The described methodology will be instantiated as follows:

  • requirements: a textual corpus from the archive will be selected and manually analyzed, extracting the ontological design requirements; simultaneously, the available event models are analyzed in order to identify the requirements fulfilled by each model, design patterns, lacks in coverage and differences between the models;

  • hypothesis on the model: based on the previous step, an ontological analysis of the event domain will be carried out, in order to define the intended model; in doing so, particular attention will be paid to the reuse of existing (parts of) ontologies, integrating them as needed; in fact, the analysis will not necessarily produce a new ontological model (i.e., it is not aimed at creating a new ontology from scratch), but it should identify the classes and relations needed for the purpose of the project and the existing models that provide them. Only if needed, an extension in terms of classes or properties will be realized, but the current work is mainly conceived as an integration between different models. This approach will also guarantee a high degree of interoperability with existing ontologies. Furthermore, in the design process, state-of-the-art design methodologies will be employed like OntoClean [14];

  • event extraction and annotation: based on the designed model, historical events must be extracted from textual resources and annotated; a set of tools will be implemented/employed that make use of extraction techniques [11]; a second means for enriching resources (that will be taken into account in Harlock’900 but not in this Ph.D. project) is that of allowing “trusted users” – i.e. domain professionals – to contribute by editing metadata in order to participate to their enrichment.

5 Current Work

Since the presented project refers to a Ph.D. at early stage (beginning: 1 October 2015), no significant result has been achieved so far.

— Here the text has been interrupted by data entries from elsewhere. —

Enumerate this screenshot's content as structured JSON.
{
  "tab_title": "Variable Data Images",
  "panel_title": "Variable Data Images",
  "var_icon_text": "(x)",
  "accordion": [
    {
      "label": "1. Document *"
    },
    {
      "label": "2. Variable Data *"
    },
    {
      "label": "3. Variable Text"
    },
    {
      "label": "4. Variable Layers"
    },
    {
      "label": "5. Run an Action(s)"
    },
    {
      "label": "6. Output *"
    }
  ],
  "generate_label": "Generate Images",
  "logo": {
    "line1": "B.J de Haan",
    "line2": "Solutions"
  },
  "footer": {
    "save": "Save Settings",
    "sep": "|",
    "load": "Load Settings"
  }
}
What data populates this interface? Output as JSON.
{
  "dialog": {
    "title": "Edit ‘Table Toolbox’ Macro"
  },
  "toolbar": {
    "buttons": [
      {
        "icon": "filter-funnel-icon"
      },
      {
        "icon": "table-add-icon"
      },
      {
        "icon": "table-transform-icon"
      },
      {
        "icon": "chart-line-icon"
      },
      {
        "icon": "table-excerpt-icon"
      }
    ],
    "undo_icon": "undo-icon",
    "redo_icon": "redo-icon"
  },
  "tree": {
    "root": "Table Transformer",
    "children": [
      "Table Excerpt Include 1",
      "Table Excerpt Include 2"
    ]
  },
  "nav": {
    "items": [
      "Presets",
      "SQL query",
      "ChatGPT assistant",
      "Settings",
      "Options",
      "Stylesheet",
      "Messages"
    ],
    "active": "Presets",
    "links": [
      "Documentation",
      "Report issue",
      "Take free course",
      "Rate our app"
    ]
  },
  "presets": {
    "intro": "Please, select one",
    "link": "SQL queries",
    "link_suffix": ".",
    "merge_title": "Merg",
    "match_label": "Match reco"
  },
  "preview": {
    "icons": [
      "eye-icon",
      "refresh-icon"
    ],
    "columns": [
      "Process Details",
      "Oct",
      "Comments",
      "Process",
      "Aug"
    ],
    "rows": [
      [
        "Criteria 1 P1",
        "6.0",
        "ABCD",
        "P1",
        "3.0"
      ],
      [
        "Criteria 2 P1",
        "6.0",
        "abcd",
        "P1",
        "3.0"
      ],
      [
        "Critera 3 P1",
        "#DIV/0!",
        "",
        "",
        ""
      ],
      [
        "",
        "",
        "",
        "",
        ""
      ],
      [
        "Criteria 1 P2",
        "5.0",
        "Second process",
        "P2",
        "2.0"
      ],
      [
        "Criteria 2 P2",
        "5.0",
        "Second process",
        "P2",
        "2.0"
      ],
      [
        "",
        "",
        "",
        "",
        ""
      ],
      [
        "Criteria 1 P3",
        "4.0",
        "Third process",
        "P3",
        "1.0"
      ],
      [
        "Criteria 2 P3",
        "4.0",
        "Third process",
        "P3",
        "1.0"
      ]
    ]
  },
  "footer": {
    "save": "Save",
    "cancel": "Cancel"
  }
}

Current work is focused on the analysis of the literature and of the existing event ontologies, in order to identify requirements and design choices. Also, the ontology design and annotation experience gained in previous projects, like the one documented in [12], will represent a valuable starting point. The next steps in the analysis will be (a) a hands-on test of the models aimed at understanding their strength and weaknesses in the annotation of historical texts, and (b) an investigation of the LOD cloud to verify which models are employed to describe events, how many and what kind of events are represented.

6 Evaluation Plan

Within the described proposal, three main phases will be subject to evaluation. The semantic event model will be evaluated during each iteration cycle, identifying a suitable corpus of texts in order to asses the coverage and expressiveness of the designed model. The extraction and annotation tool(s) will be evaluated using traditional statistical performance measures (precision, recall, accuracy, for instance). Lastly, once the whole framework is available and operative, a user study will be set up to test its main functionalities with end users.

7 Conclusions

In this paper I outlined my Ph.D. proposal, aimed at extracting semantic knowledge from historical archives and making it available for application purposes. To this end, I stated the main research problem I intend to tackle, together with the approach and research methodology to be followed. Also, the steps to be evaluated and the evaluation approach have been sketched. Due to the early stage of this Ph.D., it has not been possible to provide achieved results yet.